Textos de Rogério Santos, com reflexões e atualidade sobre indústrias culturais (imprensa, rádio, televisão, internet, cinema, videojogos, música, livros, centros comerciais) e criativas (museus, exposições, teatro, espetáculos). Na blogosfera desde 2002.
sábado, 2 de junho de 2007
A MINHA HOMENAGEM A MARY DOUGLAS
Antropólogos como Mary Douglas estudaram e examinaram a influência dos factores políticos, culturais e sociais na percepção do risco. O risco age na sociedade e cria ameaças à ordem social, mas também à ordem do corpo – se a sociedade está em perigo, também está o corpo. Com base nesse princípio, Douglas (1966/1991) discute os modos simbólicos e rituais em que se classifica o mundo. O corpo humano é conceptualizado como possuído por fronteiras para fora e para dentro, as aberturas do corpo; também a sociedade tem uma forma, com fronteiras externas, margens e estrutura interna. "Sujo" e "poluído" são coisas fora do sítio, que transcendem as fronteiras e as classificações aceites socialmente no corpo e no mundo. A teoria sobre pureza, poluição e perigo acaba, assim, por apoiar o peso do risco na sociedade ocidental contemporânea, particularmente o uso do risco como conceito de culpa e marginalização do "outro".
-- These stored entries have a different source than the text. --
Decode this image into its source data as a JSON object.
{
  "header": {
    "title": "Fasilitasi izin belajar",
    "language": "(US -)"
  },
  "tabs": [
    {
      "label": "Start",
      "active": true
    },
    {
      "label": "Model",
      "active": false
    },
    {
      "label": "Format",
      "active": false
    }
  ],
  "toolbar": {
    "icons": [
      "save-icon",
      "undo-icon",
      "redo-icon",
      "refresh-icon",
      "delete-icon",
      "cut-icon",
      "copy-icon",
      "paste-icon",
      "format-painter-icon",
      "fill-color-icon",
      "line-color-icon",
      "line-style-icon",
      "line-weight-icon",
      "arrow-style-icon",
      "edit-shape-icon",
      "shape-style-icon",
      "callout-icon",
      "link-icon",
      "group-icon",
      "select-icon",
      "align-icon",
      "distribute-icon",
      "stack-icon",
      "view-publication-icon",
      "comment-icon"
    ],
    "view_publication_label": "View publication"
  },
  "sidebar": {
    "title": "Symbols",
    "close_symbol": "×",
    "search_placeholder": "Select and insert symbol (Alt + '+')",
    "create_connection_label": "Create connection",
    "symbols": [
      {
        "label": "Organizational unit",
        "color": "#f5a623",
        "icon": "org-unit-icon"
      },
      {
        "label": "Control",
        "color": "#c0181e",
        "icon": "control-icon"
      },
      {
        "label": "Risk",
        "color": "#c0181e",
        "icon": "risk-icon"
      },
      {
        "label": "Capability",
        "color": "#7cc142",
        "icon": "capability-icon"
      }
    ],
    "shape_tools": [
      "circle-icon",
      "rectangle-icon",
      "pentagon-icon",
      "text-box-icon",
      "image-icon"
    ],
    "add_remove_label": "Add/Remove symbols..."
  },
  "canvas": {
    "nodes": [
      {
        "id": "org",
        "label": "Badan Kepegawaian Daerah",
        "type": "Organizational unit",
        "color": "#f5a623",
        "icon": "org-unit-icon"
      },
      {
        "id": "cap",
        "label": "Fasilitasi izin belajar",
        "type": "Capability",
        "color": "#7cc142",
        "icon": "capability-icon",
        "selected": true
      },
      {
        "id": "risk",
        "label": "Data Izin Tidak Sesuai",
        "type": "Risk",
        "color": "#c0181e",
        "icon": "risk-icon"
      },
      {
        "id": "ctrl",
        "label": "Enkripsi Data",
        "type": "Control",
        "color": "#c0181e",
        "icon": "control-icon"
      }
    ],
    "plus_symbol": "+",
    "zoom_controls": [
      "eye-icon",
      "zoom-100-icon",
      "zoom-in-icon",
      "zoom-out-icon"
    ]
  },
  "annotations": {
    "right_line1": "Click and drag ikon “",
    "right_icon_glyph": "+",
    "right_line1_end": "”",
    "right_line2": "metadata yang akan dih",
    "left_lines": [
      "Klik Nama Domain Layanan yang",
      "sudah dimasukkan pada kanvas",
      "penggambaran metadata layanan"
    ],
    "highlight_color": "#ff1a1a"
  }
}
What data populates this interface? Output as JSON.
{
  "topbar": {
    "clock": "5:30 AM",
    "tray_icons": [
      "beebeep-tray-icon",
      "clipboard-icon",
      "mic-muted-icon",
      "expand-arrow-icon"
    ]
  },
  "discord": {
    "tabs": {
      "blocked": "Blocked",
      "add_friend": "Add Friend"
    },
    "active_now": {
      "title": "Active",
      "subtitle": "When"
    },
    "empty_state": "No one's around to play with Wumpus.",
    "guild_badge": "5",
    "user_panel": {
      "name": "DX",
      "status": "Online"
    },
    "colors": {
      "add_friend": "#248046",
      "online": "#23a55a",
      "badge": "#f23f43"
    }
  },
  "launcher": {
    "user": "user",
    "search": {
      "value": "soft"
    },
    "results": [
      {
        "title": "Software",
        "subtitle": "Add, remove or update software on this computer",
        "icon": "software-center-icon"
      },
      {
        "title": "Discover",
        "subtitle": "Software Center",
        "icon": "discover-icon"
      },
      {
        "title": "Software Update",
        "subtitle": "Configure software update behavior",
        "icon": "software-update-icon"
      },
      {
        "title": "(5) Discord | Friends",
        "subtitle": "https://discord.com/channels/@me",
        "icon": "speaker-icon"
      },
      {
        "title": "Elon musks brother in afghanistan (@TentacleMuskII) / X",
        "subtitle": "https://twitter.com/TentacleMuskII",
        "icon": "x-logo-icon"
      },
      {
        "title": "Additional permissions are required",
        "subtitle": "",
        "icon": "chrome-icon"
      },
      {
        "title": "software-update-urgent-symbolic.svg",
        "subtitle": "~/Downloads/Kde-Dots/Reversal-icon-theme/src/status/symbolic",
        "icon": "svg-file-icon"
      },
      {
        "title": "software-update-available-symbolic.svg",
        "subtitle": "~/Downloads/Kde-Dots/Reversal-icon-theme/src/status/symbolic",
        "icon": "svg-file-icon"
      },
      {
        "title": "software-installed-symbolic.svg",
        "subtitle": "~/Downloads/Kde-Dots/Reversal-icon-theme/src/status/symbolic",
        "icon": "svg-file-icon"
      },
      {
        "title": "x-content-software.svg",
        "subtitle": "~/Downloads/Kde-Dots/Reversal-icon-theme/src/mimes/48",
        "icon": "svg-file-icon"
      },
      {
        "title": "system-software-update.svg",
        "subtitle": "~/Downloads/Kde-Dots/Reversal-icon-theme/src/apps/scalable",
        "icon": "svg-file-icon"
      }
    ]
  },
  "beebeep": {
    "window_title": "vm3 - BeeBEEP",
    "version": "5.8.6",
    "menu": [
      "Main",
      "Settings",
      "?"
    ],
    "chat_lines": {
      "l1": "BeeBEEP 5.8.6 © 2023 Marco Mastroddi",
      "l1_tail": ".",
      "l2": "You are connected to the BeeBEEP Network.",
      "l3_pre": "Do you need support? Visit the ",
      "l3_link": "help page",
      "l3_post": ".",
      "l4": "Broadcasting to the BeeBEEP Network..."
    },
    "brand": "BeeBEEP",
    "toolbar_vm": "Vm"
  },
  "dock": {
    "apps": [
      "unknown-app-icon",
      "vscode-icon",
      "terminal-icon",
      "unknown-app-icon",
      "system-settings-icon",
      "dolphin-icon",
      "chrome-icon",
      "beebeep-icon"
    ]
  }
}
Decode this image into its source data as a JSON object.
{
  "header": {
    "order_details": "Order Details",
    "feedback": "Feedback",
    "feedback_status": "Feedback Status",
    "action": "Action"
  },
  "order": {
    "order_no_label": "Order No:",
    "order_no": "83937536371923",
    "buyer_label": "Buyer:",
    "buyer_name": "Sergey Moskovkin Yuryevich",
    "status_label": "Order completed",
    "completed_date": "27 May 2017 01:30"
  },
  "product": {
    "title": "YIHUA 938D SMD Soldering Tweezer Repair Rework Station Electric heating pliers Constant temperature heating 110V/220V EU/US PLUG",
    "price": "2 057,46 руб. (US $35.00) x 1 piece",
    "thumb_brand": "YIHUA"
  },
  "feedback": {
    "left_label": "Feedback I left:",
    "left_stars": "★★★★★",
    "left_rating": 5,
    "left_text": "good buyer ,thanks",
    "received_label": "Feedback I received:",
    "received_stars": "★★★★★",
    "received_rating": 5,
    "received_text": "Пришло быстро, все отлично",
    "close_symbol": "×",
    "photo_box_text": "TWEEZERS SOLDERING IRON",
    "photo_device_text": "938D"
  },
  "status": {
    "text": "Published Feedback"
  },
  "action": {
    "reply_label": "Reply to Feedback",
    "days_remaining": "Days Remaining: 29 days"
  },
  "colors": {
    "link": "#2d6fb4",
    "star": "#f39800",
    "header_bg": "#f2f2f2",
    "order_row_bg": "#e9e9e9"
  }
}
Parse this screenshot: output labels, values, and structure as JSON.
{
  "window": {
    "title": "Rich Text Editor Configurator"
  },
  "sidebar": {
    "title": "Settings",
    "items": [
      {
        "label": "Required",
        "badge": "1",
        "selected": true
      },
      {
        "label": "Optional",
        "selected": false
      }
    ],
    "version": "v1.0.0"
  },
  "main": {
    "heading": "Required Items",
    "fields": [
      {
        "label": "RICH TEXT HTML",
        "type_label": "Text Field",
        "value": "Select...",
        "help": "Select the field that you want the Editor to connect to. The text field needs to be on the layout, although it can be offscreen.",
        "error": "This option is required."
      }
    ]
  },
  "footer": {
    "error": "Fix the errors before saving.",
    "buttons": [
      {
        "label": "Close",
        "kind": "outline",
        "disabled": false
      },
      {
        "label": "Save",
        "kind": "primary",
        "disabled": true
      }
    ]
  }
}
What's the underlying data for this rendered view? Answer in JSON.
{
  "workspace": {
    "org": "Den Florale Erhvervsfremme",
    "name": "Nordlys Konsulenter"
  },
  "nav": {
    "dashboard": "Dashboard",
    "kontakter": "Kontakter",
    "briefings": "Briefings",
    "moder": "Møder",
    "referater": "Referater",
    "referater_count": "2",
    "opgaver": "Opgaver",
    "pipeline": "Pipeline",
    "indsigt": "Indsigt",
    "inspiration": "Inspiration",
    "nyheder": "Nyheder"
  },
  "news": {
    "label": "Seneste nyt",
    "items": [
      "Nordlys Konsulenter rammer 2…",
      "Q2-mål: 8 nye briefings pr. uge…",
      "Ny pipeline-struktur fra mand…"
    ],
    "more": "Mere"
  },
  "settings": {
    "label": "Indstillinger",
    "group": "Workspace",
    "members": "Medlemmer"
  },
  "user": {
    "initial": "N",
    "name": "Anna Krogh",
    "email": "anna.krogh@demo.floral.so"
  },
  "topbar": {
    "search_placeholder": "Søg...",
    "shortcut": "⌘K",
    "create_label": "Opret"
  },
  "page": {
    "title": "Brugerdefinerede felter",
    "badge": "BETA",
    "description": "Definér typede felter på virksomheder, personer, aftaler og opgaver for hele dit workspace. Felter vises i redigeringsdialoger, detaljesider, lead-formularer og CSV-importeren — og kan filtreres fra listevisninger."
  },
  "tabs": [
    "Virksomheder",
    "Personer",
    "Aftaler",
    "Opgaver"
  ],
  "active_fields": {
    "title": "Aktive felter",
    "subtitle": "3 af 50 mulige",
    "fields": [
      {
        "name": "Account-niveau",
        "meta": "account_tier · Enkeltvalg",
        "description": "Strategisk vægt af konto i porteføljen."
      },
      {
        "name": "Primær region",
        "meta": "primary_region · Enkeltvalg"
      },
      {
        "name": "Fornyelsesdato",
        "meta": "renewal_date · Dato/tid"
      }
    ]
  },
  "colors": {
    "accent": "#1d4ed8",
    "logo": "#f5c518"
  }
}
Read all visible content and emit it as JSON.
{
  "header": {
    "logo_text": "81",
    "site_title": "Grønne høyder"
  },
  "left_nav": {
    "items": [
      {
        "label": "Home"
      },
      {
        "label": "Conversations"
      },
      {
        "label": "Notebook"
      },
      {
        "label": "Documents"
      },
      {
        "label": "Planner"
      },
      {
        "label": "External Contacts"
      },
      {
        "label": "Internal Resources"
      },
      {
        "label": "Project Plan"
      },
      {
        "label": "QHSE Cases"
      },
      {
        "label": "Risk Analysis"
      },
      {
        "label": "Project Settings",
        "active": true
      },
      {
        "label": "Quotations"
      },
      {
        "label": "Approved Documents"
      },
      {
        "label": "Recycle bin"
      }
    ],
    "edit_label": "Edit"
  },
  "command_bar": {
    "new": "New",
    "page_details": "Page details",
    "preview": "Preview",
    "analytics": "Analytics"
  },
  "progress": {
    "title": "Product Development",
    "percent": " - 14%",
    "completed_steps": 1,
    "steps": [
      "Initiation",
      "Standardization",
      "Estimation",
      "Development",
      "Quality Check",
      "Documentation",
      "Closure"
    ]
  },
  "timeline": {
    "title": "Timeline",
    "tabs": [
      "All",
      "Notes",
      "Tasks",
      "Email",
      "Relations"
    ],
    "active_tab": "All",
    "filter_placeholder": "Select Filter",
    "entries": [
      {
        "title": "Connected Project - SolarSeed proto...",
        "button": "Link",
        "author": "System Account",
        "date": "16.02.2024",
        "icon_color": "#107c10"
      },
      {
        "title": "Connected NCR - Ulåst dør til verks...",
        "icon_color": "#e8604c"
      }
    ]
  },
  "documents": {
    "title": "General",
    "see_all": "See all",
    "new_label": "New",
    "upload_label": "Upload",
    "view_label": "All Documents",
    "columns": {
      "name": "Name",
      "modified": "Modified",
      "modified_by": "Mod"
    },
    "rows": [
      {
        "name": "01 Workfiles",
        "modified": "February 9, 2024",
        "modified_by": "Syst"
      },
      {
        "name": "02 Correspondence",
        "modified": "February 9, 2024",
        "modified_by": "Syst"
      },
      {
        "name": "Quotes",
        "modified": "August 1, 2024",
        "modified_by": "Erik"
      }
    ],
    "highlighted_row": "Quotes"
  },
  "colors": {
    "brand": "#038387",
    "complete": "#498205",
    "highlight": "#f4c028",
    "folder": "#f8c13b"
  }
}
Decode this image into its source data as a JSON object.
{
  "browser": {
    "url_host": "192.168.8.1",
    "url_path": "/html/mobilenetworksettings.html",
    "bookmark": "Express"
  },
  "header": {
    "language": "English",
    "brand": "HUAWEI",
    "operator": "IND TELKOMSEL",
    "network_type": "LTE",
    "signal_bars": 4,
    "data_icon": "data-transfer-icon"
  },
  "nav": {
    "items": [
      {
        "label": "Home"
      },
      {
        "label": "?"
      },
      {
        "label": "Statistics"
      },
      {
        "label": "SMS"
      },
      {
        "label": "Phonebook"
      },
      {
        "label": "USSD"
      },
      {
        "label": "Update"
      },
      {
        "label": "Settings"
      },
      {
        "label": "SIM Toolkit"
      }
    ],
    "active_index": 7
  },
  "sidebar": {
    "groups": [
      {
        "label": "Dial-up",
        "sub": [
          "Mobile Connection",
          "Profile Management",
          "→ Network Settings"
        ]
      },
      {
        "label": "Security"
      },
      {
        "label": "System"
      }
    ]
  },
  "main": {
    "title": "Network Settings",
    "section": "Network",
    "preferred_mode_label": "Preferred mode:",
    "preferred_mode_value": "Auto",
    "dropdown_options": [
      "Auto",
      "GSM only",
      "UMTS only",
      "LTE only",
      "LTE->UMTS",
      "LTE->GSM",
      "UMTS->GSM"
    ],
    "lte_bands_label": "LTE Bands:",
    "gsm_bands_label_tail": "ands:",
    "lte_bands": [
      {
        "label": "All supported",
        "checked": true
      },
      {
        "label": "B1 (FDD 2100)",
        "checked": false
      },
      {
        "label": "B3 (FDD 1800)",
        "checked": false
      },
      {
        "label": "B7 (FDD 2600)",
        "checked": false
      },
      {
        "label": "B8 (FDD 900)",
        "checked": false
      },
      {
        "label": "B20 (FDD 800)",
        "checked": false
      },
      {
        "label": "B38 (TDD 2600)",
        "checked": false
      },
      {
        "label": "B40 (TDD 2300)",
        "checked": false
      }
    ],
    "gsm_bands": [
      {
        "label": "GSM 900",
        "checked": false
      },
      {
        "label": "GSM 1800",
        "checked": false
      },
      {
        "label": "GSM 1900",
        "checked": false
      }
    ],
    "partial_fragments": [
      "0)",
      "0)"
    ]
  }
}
Manter a estabilidade significa controlar a desordem, a contaminação e a poluição. O controlo corporal é, em Douglas, o equivalente a controlo social. Como corolário do argumento, se se relaxam os controlos sociais sobre as margens, também se distendem os controlos sobre as aberturas do corpo individual. As noções contemporâneas de impureza e limpeza não são o efeito do interesse sobre os microrganismos mas de interesses simbólicos. Para Douglas (1966/1991: 14): "Tal como a conhecemos, a impureza é essencialmente desordem. A impureza absoluta só existe aos olhos do observador. [...] As ideias que temos da doença também não dão conta da variedade das nossas reacções de purificação ou de evitamento da impureza. A impureza é uma ofensa contra a ordem".
Numa retoma da ideia do indivíduo que assume o risco, Mary Douglas, em Risk and blame (1992), trabalha a teoria do contágio face à sida. Na sociedade contemporânea, o risco substituiu as antigas ideias sobre a desgraça, caso do pecado. A diferença entre perigo no contexto do tabu e risco como tema central do perigo contemporâneo é que o tabu reside na retórica da retribuição e acusação contra um indivíduo específico e o risco é invocado para proteger os indivíduos contra os outros (Douglas, 1992: 27-28). Reforçam-se as ideias de corpo e infecção face à invasão da sida. Se, na sida, o vírus invade o corpo, descreve-se a doença como invasora da sociedade inteira. Contínuo assalto viral, com contaminação e vulnerabilidade, a sida torna o corpo do indivíduo ou a sociedade incapazes de reagir.
O que está inserido acima foi escrito, aproveitando os trabalhos de Mary Douglas, na minha tese de doutoramento intitulada Jornalistas e fontes de informação – as notícias de VIH-sida como estudo de caso e apresentada na Universidade Nova de Lisboa. Foi uma grande alegria tê-la lido e estudado [imagem retirada do obituário publicado no Times, em 18 de Maio último].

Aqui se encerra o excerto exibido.